Tinder hasn’t only plagued sex addicts in the United States. Rosin Burke, a young woman from Dublin, Ireland, says she gave up Tinder for Lent and found it was very difficult at the beginning. This forced her to confront her addiction.
“There was a part of me just counting down the days left (all 25 of them) until I could return to my beloved Tinder, but there was also a much more rational, sensible part of me that realised this was probably good for me and would benefit my character in the long run.”
I have personally spoken with two people in my own life that feel the same way. One of them was a devout Catholic and never realized they were prone to sexual addictions until they began experimenting with the dating app.

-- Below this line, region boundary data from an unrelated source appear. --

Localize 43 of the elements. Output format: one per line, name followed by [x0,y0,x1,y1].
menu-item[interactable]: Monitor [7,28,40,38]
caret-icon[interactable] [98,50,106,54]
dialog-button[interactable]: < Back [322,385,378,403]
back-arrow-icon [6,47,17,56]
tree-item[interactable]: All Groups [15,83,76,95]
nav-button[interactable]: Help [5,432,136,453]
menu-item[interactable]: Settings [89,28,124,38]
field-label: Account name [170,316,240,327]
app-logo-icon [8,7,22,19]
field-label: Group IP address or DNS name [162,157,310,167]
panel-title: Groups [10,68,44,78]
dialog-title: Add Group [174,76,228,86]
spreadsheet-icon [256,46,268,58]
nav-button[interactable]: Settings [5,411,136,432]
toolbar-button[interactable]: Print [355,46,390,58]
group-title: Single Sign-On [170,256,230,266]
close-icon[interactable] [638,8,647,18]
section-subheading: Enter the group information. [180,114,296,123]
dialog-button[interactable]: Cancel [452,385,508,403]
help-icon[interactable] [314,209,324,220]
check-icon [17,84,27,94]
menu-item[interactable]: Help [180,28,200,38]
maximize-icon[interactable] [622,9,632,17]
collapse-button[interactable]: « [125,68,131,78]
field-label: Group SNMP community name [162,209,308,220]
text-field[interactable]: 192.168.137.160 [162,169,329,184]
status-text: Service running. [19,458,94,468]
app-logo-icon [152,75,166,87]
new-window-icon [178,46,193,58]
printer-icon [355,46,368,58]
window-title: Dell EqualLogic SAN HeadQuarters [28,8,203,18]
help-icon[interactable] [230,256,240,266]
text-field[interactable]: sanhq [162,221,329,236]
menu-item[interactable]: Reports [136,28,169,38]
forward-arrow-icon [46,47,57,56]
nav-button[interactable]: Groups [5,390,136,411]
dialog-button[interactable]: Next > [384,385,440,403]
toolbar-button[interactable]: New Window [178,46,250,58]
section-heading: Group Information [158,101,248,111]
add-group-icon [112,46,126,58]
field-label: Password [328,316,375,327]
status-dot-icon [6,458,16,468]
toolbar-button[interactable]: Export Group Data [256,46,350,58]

As problematic as Tinder can be for people with sexual addictions, it is just as bad for people seeking long-term relationships, just for a different reason. My friend Allison manages a dating blog and recently wrote a post for men trying to find a girlfriend online.
Allison states that neither men seeking a serious relationship rarely have good luck on Tinder.
“Part of the problem with Tinder for relationship-minded singles is obviously its reputation as a hookup site, but it goes deeper than that,” Allison states. “Tinder doesn’t have profile fields to easily tell what people are looking for. Since most people don’t specify their relationship goals in their profiles, it’s virtually impossible to tell who wants a relationship and who just wants to meet for a quickie.”
Traditional Dating Sites Tend to Work Better
Dating apps like Tinder have primarily been used for hookups. For people struggling to overcome sexual addictions, it can be like an alcoholic working as a bartender.
They can be equally frustrating for people like my friend’s sister, who want a long-term, monogamous relationship.